Fennie v. State

648 So. 2d 95, 1994 WL 318688
CourtSupreme Court of Florida
DecidedJuly 7, 1994
Docket80923
StatusPublished
Cited by37 cases

This text of 648 So. 2d 95 (Fennie v. State) is published on Counsel Stack Legal Research, covering Supreme Court of Florida primary law. Counsel Stack provides free access to over 12 million legal documents including statutes, case law, regulations, and constitutions.

Bluebook
Fennie v. State, 648 So. 2d 95, 1994 WL 318688 (Fla. 1994).

Opinion

648 So.2d 95 (1994)

Alfred L. FENNIE, Appellant,
v.
STATE of Florida, Appellee.

No. 80923.

Supreme Court of Florida.

July 7, 1994.
Rehearing Denied August 25, 1994.

*96 James B. Gibson, Public Defender and Michael S. Becker, Asst. Public Defender, Seventh Judicial Circuit, Daytona Beach, for appellant.

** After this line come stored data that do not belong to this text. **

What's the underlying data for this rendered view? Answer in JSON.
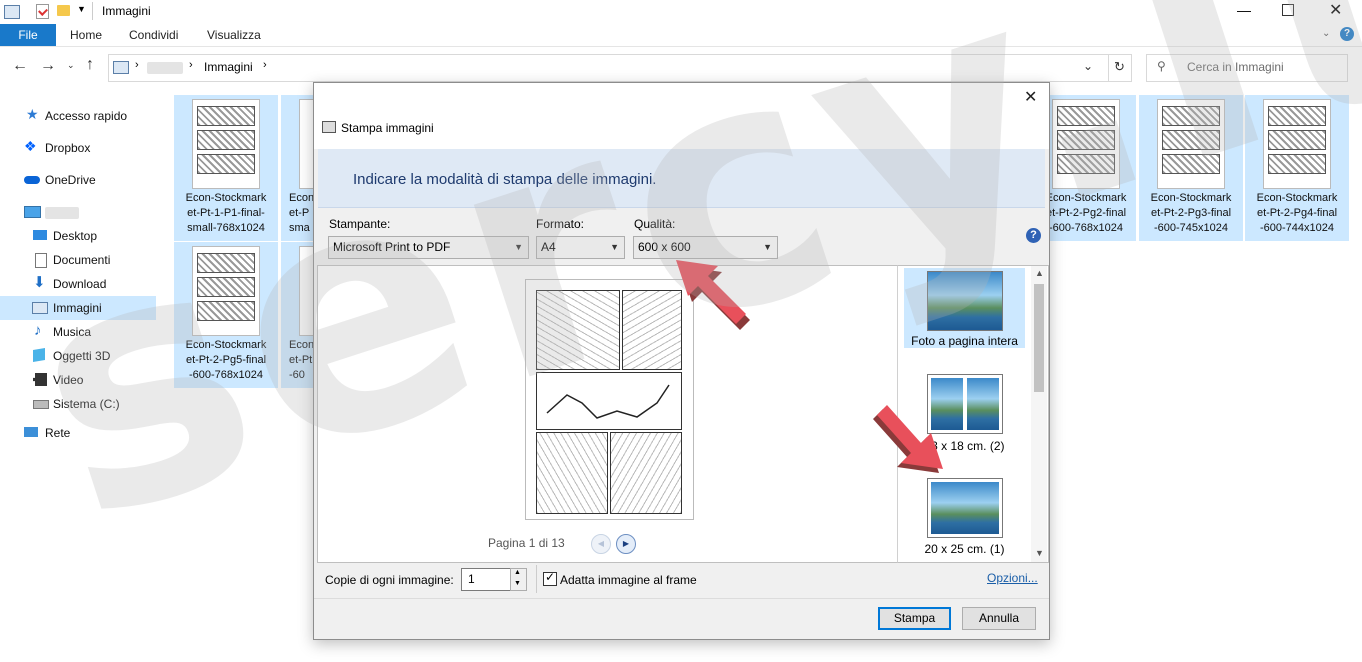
{
  "window": {
    "title": "Immagini",
    "tabs": [
      "File",
      "Home",
      "Condividi",
      "Visualizza"
    ]
  },
  "address": {
    "path": [
      "Immagini"
    ],
    "search_placeholder": "Cerca in Immagini"
  },
  "nav": {
    "items": [
      {
        "label": "Accesso rapido",
        "icon": "star-icon"
      },
      {
        "label": "Dropbox",
        "icon": "dropbox-icon"
      },
      {
        "label": "OneDrive",
        "icon": "cloud-icon"
      },
      {
        "label": "Desktop",
        "icon": "desktop-icon"
      },
      {
        "label": "Documenti",
        "icon": "document-icon"
      },
      {
        "label": "Download",
        "icon": "download-icon"
      },
      {
        "label": "Immagini",
        "icon": "pictures-icon"
      },
      {
        "label": "Musica",
        "icon": "music-icon"
      },
      {
        "label": "Oggetti 3D",
        "icon": "cube-icon"
      },
      {
        "label": "Video",
        "icon": "video-icon"
      },
      {
        "label": "Sistema (C:)",
        "icon": "drive-icon"
      },
      {
        "label": "Rete",
        "icon": "network-icon"
      }
    ]
  },
  "files": [
    {
      "l1": "Econ-Stockmark",
      "l2": "et-Pt-1-P1-final-",
      "l3": "small-768x1024"
    },
    {
      "l1": "Econ",
      "l2": "et-P",
      "l3": "sma"
    },
    {
      "l1": "Econ-Stockmark",
      "l2": "et-Pt-2-Pg2-final",
      "l3": "-600-768x1024"
    },
    {
      "l1": "Econ-Stockmark",
      "l2": "et-Pt-2-Pg3-final",
      "l3": "-600-745x1024"
    },
    {
      "l1": "Econ-Stockmark",
      "l2": "et-Pt-2-Pg4-final",
      "l3": "-600-744x1024"
    },
    {
      "l1": "Econ-Stockmark",
      "l2": "et-Pt-2-Pg5-final",
      "l3": "-600-768x1024"
    },
    {
      "l1": "Econ",
      "l2": "et-Pt",
      "l3": "-60"
    }
  ],
  "dialog": {
    "title": "Stampa immagini",
    "heading": "Indicare la modalità di stampa delle immagini.",
    "printer_label": "Stampante:",
    "printer_value": "Microsoft Print to PDF",
    "format_label": "Formato:",
    "format_value": "A4",
    "quality_label": "Qualità:",
    "quality_value": "600 x 600",
    "page_info": "Pagina 1 di 13",
    "layouts": [
      {
        "label": "Foto a pagina intera"
      },
      {
        "label": "13 x 18 cm. (2)"
      },
      {
        "label": "20 x 25 cm. (1)"
      }
    ],
    "copies_label": "Copie di ogni immagine:",
    "copies_value": "1",
    "fit_label": "Adatta immagine al frame",
    "fit_checked": true,
    "options_link": "Opzioni...",
    "print_button": "Stampa",
    "cancel_button": "Annulla"
  },
  "watermark": "sercy.it",
  "colors": {
    "accent": "#1979ca",
    "banner": "#dfe9f5",
    "arrow": "#e8505b"
  }
}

Robert A. Butterworth, Atty. Gen. and Margene A. Roper, Asst. Atty. Gen., Daytona Beach, for appellee.

PER CURIAM.

Alfred L. Fennie appeals his convictions for first-degree murder, armed kidnapping, and robbery with a firearm, and his sentence of death. We have jurisdiction, article V, section 3(b)(1), Florida Constitution, and affirm Fennie's convictions and sentences.

On September 8, 1991, two men reported observing the body of a woman lying face down along a road in the Ridge Manor area of Hernando County. Police officers responding to the report discovered the woman's hands had been bound behind her and she had been shot in the back of the head. Investigators later identified the victim as Mary Elaine Shearin.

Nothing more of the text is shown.